Children attending Atlantic Highlands Elementary School are being exposed to toxic chemicals from a contaminated site across the street. Polluted groundwater from the site has migrated under the school building and toxic chemical vapors are seeping into the building. Levels detected in the school exceed DEP’s own safety levels. Science suggests that DEP’s levels may not be tough enough to protect young children.

DEP has known about the problem for over 3 YEARS and failed to enforce cleanup laws by mandating that the polluter install a cost effective and demonstrated technology called a sub slab depressurization system recommended by a national expert who has worked on similar cases across the country.

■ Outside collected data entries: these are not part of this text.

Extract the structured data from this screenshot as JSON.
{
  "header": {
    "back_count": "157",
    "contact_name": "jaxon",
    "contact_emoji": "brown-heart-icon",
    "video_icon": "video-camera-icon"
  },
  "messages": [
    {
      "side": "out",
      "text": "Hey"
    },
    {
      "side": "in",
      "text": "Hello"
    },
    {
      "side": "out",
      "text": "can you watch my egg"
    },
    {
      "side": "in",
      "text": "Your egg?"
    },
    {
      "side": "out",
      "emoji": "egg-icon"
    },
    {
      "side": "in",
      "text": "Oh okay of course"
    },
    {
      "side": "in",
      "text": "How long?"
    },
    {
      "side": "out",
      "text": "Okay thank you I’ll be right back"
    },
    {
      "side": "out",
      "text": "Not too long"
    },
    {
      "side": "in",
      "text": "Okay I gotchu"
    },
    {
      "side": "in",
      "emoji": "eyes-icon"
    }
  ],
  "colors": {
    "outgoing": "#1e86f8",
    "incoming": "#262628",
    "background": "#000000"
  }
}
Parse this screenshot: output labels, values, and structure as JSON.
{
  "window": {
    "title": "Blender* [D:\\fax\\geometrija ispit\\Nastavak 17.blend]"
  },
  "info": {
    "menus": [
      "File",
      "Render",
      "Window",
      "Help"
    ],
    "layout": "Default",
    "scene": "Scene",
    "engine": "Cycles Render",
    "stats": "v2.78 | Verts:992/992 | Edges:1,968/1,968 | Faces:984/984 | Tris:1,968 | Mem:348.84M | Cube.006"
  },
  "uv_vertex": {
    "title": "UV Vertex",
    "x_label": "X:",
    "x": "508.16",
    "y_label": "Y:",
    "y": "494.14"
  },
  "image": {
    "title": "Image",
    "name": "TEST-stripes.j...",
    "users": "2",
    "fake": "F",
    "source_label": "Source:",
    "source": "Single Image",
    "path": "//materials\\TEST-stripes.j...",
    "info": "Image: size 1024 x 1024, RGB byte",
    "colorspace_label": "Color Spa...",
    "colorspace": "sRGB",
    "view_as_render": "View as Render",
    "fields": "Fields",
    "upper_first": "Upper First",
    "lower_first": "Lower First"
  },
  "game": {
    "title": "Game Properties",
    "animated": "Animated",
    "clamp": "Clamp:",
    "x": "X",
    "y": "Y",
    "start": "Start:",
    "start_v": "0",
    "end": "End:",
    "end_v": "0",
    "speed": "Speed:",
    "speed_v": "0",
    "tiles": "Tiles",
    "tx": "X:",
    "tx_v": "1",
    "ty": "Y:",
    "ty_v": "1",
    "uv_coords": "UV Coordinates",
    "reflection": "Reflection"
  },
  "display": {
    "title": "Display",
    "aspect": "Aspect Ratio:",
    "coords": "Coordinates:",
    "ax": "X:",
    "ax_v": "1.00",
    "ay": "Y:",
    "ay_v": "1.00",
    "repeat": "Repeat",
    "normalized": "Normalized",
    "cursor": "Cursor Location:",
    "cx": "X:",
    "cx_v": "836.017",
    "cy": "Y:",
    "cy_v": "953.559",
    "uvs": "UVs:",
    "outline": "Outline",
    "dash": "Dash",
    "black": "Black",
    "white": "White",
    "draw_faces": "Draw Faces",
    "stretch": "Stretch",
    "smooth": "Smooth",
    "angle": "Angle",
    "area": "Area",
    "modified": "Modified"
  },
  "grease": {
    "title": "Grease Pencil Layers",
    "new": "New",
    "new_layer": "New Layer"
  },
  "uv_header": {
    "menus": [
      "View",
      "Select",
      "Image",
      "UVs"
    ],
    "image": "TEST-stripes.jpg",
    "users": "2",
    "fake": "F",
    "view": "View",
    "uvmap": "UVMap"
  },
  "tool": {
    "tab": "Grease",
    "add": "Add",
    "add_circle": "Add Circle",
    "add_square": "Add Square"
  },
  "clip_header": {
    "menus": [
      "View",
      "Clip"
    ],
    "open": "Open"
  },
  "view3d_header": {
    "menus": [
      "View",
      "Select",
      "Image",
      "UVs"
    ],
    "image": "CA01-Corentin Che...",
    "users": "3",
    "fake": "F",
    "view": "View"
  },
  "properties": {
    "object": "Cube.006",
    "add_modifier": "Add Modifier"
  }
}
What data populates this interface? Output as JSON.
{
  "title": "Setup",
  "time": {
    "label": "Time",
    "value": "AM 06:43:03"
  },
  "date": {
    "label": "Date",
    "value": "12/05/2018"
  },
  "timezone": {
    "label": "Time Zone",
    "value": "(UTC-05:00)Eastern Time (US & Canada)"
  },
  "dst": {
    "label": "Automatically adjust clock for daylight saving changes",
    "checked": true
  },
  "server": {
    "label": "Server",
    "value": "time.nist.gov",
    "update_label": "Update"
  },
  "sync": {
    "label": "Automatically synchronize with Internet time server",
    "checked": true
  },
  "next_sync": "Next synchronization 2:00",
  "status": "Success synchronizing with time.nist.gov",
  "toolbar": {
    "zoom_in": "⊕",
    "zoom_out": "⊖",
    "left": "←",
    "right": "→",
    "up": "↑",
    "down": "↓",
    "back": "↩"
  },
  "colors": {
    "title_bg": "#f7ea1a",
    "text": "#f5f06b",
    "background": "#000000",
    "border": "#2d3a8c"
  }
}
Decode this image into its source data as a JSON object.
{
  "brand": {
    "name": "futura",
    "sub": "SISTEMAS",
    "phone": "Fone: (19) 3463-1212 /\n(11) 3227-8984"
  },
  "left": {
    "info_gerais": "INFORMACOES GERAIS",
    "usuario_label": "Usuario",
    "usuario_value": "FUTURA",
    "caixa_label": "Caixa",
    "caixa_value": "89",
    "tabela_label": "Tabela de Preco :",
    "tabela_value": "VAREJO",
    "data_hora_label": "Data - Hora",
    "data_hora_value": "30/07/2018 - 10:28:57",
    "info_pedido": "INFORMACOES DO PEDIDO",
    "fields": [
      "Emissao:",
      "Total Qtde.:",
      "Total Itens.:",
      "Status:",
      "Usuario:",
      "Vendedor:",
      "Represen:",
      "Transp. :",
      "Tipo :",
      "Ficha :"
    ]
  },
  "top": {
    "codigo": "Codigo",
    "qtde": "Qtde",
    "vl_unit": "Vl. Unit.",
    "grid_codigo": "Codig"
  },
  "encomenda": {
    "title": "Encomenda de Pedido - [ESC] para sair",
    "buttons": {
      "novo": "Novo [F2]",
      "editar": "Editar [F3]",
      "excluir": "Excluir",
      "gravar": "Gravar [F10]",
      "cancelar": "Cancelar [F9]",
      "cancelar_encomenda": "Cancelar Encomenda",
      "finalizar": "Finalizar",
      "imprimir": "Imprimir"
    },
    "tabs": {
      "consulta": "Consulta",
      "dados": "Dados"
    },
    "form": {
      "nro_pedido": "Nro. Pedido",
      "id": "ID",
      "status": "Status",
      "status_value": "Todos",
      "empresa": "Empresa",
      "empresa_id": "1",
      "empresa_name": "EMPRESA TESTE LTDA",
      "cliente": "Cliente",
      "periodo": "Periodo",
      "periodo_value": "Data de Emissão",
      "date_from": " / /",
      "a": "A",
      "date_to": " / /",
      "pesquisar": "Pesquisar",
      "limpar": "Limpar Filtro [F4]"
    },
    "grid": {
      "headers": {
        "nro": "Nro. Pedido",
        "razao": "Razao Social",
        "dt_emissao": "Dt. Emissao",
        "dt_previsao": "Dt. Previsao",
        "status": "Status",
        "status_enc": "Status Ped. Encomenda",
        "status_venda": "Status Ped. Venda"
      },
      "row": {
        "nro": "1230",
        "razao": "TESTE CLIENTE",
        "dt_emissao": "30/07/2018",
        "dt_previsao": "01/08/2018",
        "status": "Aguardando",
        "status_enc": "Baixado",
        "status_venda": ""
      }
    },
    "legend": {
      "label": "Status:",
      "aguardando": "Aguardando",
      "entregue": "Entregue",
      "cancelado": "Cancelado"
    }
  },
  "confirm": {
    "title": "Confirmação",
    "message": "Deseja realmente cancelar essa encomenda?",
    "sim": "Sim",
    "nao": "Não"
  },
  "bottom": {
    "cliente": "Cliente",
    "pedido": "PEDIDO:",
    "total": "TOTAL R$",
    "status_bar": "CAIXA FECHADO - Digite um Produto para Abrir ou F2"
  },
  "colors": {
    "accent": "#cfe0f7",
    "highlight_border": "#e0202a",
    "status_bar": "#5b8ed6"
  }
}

Amazingly, state officials have failed to learn the lesson of Kiddie Kollege, reported by the New York Times:

Memo Shows Agency Knew of Danger in Child Care Building

By TINA KELLEY

Published: September 1, 2006

The New Jersey Department of Environmental Protection knew in 1994 that a building that later housed a Gloucester County day care center was so dangerous that state inspectors were instructed to use respirators when entering the building, according to an internal memo obtained by The New York Times yesterday.

But the site remained contaminated, and as far as the department knew, unoccupied, until inspectors visited it in April and found that Kiddie Kollege, a day care center serving children as young as 8 months old, was operating in the building. Yet the center, which is in Franklin Township, was allowed to remain open for more than three months, until state environmental investigators determined in late July that the site was still contaminated.” (read the complete story here)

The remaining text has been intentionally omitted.